Future studies can re-evaluate the findings using the above-recommended outcome measures.
Furthermore, the omission of standardized scores (SS), effect sizes, and confidence intervals (CI) in reporting limits the clinical interpretability of the findings.
SS scores in PDMS-2 can be analyzed only if we do a normative study. Since we used FM-PDMS-2 as an outcome measure, raw scores were used to interpret the scores.
The effect size was analysed through the percentage change. Future study statistics presentation through CI can be considered.
Lastly, the study permitted therapist-assisted elbow extension during SWB without detailing how this assistance was standardized. Variability in manual facilitation may impact the intervention’s fidelity and reproducibility.
Since children with MACS Level IV and V were only selected for this study, hence if any children were unable to maintain a full elbow extension position, the same was incorporated manually by the investigator (supporting the elbow to the limit of their initiation till they were able to maintain the same by themselves).
Additionally, although a home program was mentioned, there was no report on adherence, frequency, or duration. This is an important omission, considering that home-based reinforcement often plays a pivotal role in paediatric therapy outcomes (Sakzewski et al., 2014)
Each position was demonstrated to the parents until they learned to perform it correctly (to be practiced at home). They were reviewed during the follow-up visit (twice in a week), but were not mentioned in the original article to assess the adherence and frequency.
In conclusion, while the study provides promising insights into the comparative potential of SWB and m-CIMT, particularly in a relatively understudied population, several design elements limit its broader clinical applicability. Future studies should explicitly tailor interventions for severely impaired populations, employ functionally relevant outcome measures, and incorporate follow-up to evaluate sustained impact. Furthermore, rigorous standardization and monitoring of both therapist-delivered and home-based components will enhance the robustness and reproducibility of the findings.

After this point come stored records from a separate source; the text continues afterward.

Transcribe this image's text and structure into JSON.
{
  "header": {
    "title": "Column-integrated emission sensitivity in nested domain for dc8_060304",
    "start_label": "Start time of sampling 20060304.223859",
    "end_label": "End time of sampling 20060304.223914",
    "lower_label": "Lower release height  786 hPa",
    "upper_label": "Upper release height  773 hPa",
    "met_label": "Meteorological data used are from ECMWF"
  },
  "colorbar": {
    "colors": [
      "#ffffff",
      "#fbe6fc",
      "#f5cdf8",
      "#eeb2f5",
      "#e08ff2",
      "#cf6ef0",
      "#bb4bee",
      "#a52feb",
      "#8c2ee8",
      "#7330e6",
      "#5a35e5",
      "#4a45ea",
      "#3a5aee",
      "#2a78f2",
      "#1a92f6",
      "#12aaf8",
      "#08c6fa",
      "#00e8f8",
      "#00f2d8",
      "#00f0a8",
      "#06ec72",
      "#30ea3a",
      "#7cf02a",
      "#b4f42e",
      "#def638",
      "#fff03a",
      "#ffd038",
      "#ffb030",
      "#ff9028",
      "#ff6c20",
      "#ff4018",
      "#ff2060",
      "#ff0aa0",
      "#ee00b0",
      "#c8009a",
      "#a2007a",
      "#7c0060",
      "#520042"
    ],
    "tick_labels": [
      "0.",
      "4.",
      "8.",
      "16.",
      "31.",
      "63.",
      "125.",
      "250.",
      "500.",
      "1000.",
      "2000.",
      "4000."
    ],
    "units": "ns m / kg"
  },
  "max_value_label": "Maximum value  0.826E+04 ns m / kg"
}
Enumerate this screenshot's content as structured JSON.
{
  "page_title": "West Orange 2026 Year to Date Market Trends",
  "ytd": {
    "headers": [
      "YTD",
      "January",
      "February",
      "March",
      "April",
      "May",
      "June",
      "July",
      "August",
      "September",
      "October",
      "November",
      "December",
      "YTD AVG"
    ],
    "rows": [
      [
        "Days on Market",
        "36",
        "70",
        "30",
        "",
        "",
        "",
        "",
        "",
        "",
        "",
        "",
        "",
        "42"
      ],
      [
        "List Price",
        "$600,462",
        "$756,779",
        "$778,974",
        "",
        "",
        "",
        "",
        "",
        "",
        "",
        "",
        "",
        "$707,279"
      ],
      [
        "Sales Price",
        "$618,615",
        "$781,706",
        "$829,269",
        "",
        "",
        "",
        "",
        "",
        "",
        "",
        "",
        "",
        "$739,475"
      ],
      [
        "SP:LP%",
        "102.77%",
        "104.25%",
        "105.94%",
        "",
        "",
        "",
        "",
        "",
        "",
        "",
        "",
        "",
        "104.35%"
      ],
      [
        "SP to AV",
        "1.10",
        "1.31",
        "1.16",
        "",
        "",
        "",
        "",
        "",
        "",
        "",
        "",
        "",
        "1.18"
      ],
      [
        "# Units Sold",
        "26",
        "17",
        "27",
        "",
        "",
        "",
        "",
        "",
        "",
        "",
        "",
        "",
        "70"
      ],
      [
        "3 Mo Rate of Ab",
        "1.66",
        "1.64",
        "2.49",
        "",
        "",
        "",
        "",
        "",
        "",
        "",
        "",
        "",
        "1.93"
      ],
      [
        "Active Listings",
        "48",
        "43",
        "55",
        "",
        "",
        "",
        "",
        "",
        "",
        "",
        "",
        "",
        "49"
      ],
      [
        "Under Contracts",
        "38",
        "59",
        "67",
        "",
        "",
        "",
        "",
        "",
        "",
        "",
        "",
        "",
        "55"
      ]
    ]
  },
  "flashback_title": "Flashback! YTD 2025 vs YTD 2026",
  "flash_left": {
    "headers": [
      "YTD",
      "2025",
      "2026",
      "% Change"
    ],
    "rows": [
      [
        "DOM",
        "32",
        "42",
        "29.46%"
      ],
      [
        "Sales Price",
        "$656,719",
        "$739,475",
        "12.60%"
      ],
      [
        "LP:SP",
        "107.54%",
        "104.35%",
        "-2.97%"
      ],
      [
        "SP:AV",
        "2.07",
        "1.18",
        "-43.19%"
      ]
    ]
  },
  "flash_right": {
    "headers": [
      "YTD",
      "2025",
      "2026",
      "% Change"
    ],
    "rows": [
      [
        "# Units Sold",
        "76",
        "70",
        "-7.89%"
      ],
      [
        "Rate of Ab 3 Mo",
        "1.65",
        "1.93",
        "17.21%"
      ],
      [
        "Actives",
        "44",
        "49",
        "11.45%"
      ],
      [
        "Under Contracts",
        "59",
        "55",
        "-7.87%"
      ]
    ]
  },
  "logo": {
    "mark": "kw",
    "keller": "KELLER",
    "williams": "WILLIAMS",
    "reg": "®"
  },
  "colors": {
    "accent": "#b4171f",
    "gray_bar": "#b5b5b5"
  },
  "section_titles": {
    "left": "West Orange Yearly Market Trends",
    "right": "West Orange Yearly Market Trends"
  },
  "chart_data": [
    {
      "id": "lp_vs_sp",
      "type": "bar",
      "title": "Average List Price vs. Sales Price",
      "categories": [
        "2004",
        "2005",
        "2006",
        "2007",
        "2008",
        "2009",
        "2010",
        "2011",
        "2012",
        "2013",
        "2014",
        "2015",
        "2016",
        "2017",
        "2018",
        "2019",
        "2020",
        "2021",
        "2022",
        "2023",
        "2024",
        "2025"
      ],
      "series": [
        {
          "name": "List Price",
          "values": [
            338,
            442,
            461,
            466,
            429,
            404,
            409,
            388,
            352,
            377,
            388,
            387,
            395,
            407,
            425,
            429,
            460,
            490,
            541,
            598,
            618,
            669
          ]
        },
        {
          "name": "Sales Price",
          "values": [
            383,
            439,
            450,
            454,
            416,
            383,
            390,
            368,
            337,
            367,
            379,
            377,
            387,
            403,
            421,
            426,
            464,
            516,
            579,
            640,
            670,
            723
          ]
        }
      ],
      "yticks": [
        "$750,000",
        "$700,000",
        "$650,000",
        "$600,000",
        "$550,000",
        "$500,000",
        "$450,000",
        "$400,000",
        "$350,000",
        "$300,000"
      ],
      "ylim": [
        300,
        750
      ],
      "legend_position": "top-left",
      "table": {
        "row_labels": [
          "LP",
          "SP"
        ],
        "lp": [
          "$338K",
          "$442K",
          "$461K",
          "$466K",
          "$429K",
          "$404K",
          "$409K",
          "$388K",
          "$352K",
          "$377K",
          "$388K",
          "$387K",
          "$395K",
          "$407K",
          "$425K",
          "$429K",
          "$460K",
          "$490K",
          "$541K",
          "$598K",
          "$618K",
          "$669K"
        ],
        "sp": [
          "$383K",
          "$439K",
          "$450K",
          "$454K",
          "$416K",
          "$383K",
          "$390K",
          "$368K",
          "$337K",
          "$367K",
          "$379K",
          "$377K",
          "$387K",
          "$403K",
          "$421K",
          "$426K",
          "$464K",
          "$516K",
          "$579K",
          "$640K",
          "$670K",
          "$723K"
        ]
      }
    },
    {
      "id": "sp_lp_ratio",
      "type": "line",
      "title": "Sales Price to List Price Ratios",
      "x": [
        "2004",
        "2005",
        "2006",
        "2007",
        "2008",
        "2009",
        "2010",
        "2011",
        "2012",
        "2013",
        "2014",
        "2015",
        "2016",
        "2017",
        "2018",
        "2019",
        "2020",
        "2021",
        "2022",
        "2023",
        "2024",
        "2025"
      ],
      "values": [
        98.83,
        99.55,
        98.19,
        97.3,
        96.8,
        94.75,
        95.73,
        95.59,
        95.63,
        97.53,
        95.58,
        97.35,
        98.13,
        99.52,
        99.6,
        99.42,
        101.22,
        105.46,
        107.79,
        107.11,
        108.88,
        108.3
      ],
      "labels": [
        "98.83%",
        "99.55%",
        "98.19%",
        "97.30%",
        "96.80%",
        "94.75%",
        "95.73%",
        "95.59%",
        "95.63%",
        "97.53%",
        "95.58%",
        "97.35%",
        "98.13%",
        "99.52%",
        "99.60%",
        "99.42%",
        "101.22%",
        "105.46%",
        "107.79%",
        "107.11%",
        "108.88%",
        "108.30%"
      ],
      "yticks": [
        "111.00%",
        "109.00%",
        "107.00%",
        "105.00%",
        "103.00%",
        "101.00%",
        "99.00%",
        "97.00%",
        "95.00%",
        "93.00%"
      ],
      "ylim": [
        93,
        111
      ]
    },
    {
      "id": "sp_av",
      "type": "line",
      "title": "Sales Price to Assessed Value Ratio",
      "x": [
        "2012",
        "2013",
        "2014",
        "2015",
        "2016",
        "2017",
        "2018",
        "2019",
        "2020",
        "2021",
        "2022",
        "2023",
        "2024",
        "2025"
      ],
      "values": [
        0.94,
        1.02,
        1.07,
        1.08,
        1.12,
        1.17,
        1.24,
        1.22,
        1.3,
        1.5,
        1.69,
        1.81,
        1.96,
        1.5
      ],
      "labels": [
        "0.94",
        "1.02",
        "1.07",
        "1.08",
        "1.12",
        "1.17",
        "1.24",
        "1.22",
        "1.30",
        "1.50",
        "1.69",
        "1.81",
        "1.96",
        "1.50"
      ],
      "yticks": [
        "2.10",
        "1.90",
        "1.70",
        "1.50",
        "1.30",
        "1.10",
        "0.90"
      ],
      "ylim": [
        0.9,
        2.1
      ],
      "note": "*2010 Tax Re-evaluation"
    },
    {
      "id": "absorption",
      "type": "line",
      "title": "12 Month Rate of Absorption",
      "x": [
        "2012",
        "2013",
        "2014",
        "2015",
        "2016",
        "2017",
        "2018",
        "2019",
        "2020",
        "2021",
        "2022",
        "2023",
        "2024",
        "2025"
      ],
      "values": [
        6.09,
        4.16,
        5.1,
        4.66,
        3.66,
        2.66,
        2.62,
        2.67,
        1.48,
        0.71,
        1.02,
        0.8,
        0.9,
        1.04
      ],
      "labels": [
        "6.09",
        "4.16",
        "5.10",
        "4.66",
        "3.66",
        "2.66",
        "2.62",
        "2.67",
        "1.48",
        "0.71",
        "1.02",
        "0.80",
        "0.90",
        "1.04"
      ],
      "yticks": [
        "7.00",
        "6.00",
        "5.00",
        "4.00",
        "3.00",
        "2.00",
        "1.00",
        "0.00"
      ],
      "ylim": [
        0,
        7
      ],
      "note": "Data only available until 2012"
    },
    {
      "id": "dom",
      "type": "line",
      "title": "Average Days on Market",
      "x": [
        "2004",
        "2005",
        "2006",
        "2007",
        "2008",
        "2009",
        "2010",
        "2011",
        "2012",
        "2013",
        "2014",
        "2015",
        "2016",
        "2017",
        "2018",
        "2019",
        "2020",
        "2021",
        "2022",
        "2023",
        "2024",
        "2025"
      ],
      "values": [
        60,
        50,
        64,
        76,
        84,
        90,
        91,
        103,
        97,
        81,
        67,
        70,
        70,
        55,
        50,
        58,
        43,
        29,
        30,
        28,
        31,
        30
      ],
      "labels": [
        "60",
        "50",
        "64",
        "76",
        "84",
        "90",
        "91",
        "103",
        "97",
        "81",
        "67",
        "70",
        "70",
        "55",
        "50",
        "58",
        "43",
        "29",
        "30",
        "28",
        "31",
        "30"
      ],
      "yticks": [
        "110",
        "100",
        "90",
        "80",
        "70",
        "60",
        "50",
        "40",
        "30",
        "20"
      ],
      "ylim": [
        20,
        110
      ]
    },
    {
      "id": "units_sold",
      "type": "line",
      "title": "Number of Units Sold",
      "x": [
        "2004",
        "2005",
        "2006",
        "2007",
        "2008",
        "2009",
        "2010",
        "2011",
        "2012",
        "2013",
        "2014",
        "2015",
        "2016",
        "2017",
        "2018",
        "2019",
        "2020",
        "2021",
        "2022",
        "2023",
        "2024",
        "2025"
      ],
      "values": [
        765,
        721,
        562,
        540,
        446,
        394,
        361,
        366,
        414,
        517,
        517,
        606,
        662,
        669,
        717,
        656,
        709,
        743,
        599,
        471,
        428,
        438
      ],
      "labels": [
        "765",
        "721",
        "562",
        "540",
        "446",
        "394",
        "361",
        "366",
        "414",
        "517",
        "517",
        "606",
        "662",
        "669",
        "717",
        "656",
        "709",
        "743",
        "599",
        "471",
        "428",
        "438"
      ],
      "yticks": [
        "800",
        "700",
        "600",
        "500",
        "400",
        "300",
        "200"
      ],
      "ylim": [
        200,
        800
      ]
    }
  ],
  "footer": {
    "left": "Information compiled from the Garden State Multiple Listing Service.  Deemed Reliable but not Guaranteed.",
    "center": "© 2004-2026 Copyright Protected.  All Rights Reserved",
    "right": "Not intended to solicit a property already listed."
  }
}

Subsequent to these findings, we have made newer and better changes to provide a stable and comfortable prone lying position to ensure equal weight bearing on both UL (through modified scooter board with wheels- lock open and lock release option), with the option of static and dynamic variability without much manual variations. These changes are bringing us more promising results.
Future studies must have more rigorous standardization and longer duration interventions to see the lasting effect.
We thank the authors for their contributions and hope these considerations inform us of future work in this important area of paediatric neurorehabilitation.
We will surely report on our findings. Thank you so much for the valuable opinion.